Friday 26 July 2019

In Fabric: NZIFF Review

In Fabric: NZIFF Review


Peter Strickland's latest is a bizarre fetish piece, packed with languishing imagery and also a bizarre headscratcher that's lashed with humour where its narrative lacks.

Marianne Jean Baptiste is Sheila, a recently dumped housewife whose son is running riot with a French teacher taking the mickey and whose job in front line banking service is overseen by two manager busybodies who have nothing better to do.

When she buys a red dress in the January sales, she's unaware of the Phantom Thread's demonic past and finds herself in a world she doesn't quite fathom.
In Fabric: NZIFF Review

In Fabric is frankly a stylised piece of utter nuttiness.

And when it embraces its absurdities, it's all the better for it.

But at its core, In Fabric mocks British society mercilessly; whether it's Sheila's constant phone voice reading out her entire phone number or the consumerist desires of those beating down the doors of a department store, Strickland's got an eye on the absurd in this utterly out there piece that revels in the perversity it presents.

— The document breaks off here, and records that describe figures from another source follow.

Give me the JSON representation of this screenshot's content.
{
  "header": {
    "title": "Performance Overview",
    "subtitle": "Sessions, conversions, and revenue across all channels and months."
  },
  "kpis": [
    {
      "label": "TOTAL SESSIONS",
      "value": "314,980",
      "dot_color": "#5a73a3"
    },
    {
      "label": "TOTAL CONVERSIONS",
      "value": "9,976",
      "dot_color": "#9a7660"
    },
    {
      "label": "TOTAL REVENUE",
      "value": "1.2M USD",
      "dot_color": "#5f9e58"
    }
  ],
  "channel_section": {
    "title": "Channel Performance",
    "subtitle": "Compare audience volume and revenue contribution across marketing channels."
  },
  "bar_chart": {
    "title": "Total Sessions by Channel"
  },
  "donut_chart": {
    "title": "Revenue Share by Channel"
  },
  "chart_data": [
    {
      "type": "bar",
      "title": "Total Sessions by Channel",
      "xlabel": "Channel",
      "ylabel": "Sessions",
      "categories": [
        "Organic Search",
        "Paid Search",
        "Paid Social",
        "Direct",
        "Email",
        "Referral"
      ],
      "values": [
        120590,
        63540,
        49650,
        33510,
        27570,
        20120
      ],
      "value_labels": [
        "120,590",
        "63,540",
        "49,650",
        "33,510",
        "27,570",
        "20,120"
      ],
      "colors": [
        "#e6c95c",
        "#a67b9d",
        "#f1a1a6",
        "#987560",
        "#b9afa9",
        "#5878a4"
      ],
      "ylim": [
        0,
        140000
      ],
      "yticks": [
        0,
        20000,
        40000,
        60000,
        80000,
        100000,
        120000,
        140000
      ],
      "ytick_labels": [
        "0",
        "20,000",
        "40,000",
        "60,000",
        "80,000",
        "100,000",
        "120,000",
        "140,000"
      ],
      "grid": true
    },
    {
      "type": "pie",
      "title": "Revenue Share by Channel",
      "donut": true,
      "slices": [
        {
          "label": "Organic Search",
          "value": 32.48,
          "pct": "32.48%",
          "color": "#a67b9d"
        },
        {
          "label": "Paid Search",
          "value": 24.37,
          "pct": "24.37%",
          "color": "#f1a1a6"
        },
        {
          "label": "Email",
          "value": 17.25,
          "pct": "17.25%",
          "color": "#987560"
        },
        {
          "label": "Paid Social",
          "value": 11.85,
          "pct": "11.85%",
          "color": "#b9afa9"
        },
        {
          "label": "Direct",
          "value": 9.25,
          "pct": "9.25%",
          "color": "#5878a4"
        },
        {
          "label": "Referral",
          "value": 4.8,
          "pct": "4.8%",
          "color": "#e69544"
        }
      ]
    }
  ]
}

While narratively it may go off the rails at certain points, it doesn't hold back from its more fetish edges and stylised insanity. The aesthetics impress much like the Duke of Burgundy did, but whereas here the deep reds and crisp colours hark back to the horror edges, the film's definitely keen to take you on a journey, even if the final destination doesn't offer the answers you may seek.

It's fair to say In Fabric is the most curious entry in this year's Film Festival, but it's also the one offering the most perverse pleasures in the cinema - in terms of laughs, it offers plenty, and in terms of genre nods and erotic weirdness, it's second to none for atmospheric oddities.